Cheshire has seen many a fast moving spotty rain shower pass over it today and the Met Office’s online rain radar shows more of them in Ireland. In between those, there have been spells of alluring sunshine of the kind that makes wonderful photos. How is it that you need a session of rain for the sunlight to look better when it comes afterwards at this time of year? Well, good photos don’t come without some cost.
That little mention of photographic endeavour brings me to an afternoon well spent in Chester last Saturday. What drew me away from home was the prospect of meeting with some sun without any dampness, something of a rarity in the last few weeks. There were other reasons too, such as the escape from what felt like a rut. The reason for choosing Chester was that I got to looking through the photos of the place that I have been sharing in the online gallery only to come to the conclusion that they didn’t look the best. It was time to have another go and I came away with some pleasing results too when the clouds didn’t get in the way of the lighting. Much of my urban stroll took me towards the less crowded parts of the city like Grosvenor Park where a miniature train was conveying families around a small circuit. Trotting along the banks of the River Dee and along the old city wall took me towards the Old Dee Bridge from where I found my way towards the more crowded rows where many were out shopping. These may be uncertain economic times but you wouldn’t have known that from the bustle and a headline in the local rag about the place being a boom town.
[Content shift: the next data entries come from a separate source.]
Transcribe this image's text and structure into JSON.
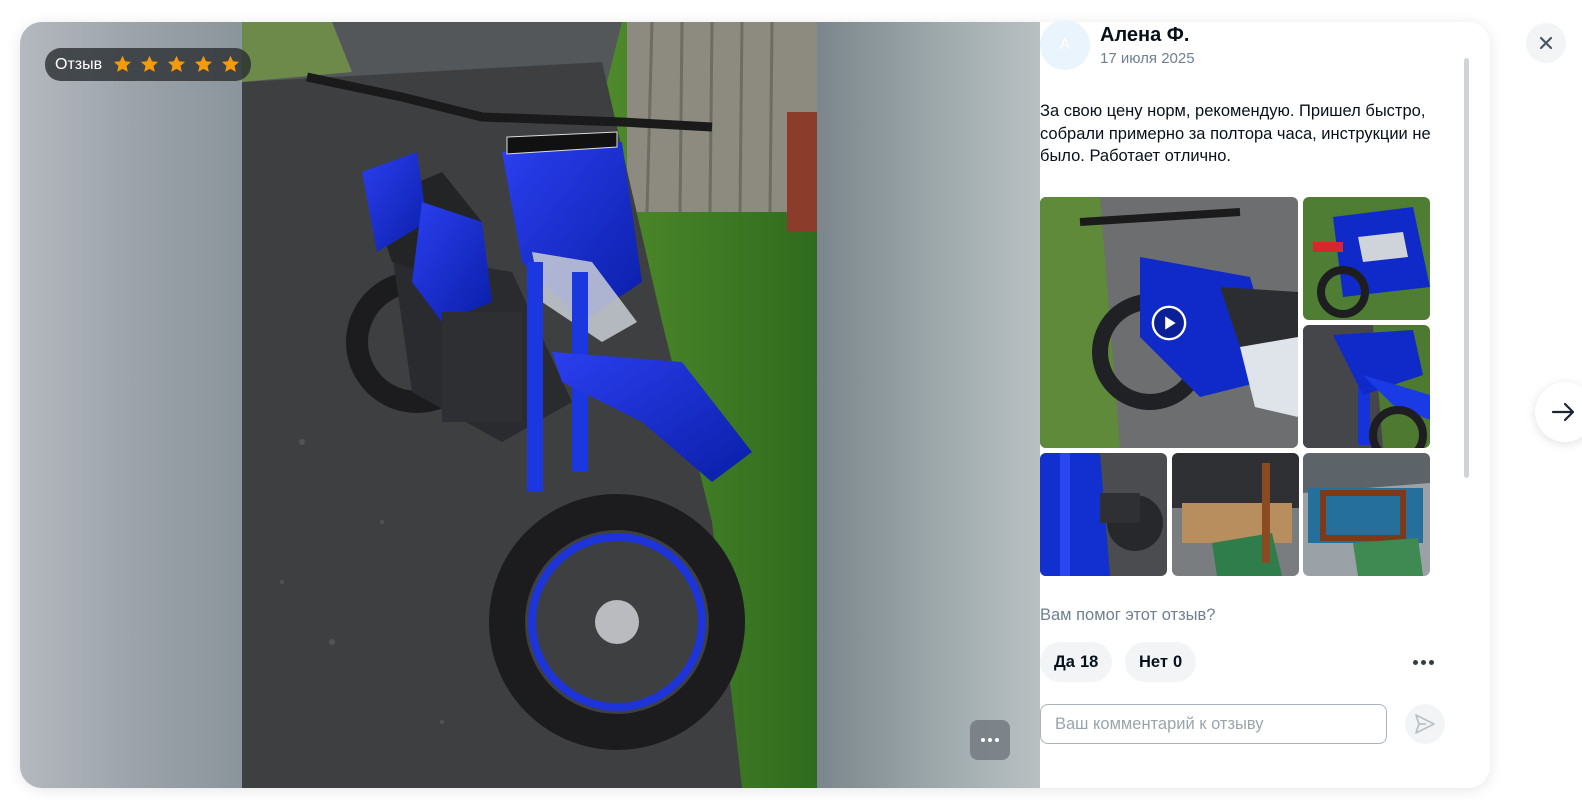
{
  "media": {
    "badge_label": "Отзыв",
    "rating": 5,
    "rating_max": 5,
    "star_color": "#f59a0a"
  },
  "review": {
    "avatar_letter": "А",
    "author": "Алена Ф.",
    "date": "17 июля 2025",
    "text": "За свою цену норм, рекомендую. Пришел быстро, собрали примерно за полтора часа, инструкции не было. Работает отлично."
  },
  "gallery": {
    "video_play_icon": "play-icon",
    "thumbnail_count": 6
  },
  "feedback": {
    "question": "Вам помог этот отзыв?",
    "yes_label": "Да",
    "yes_count": "18",
    "no_label": "Нет",
    "no_count": "0"
  },
  "comment": {
    "placeholder": "Ваш комментарий к отзыву"
  },
  "icons": {
    "close": "close-icon",
    "next": "arrow-right-icon",
    "send": "send-icon",
    "more": "more-horizontal-icon"
  },
  "colors": {
    "accent_blue": "#0a35c8",
    "text_primary": "#07111b",
    "text_secondary": "#70808f",
    "pill_bg": "#f2f4f6"
  }
}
The passage of a large wad of cloud in front of the sun meant that any designs on digital capture of landmarks such as Chester Cathedral or Chester Castle (the old County Hall looks an elaborate affair) had to wait for another time. While awaiting the return of the sun, I ended up in a shop or two though I wasn’t really on a shopping outing. However, that didn’t stop a visit to a branch of Field and Trek resulting in my coming away with a Berghaus Twister Softshell jacket having saved nearly £30 off the original price. My succumbing to the attractions of making a purchase might have been influenced by there being a sale in progress but I have toyed previously with the idea of acquiring a heavier duty counterpart to my North Face Apex Elixir (currently needing a spot of sewing to keep in the drawcord at the base of the jacket after the wrong thread came away) might have made me more vulnerable to this kind of thing, even though it was a thought that had slipped from my conscious memory. So far, it’s got only a bit of a light wetting but I like the cut and fit. Exhaustive testing is not something that I do but the new acquisition is working well thus far.
The trying out of the previous day’s extravagance had to await its opportunity when Sunday came dry too though with milky skies, thanks to a passing anticyclone sticking for long enough to give us respite from all the damp greyness that has been outstaying its welcome over the last few weeks. It was enough for me to take to lanes and highways on my bicycle. Though I was to spend some time around Lindow Common, the main motivation was the investigation of potential commuting routes but the level of traffic and the steepness of some inclines left me thinking the venture a work in progress. However, a chance perusal of a map afterwards at home revealed a possibility that went by Over Alderley, Hare Hill and Mottram St. Andrew. The promise of a sunny Monday had me taking a risk in the form of trying the route in the flesh and the experience convinced me of the need for tightening my back brakes though nothing untoward happened; then, any inclines can be tackled with greater confidence and there are a few such as the dip around Over Alderley or the hill on which Mottram is situated. Nevertheless, I sampled a glorious morning and pass someone harvesting “haylage” on my return in the evening; some of it was blowing in the air too. Other amenable days may get me passing the way more often.
Even with all of this, I remain on hiatus from walking in hill country though seeing how high the local reservoirs are now might be one draw. There’s a bank holiday weekend at the end of the month too and thoughts of making something of it are just beginning to prod me into action. Autumn isn’t far now and there’s a certain coolness to be felt on some mornings as well. Maybe that’s what’s bringing more attractive lighting between those showers…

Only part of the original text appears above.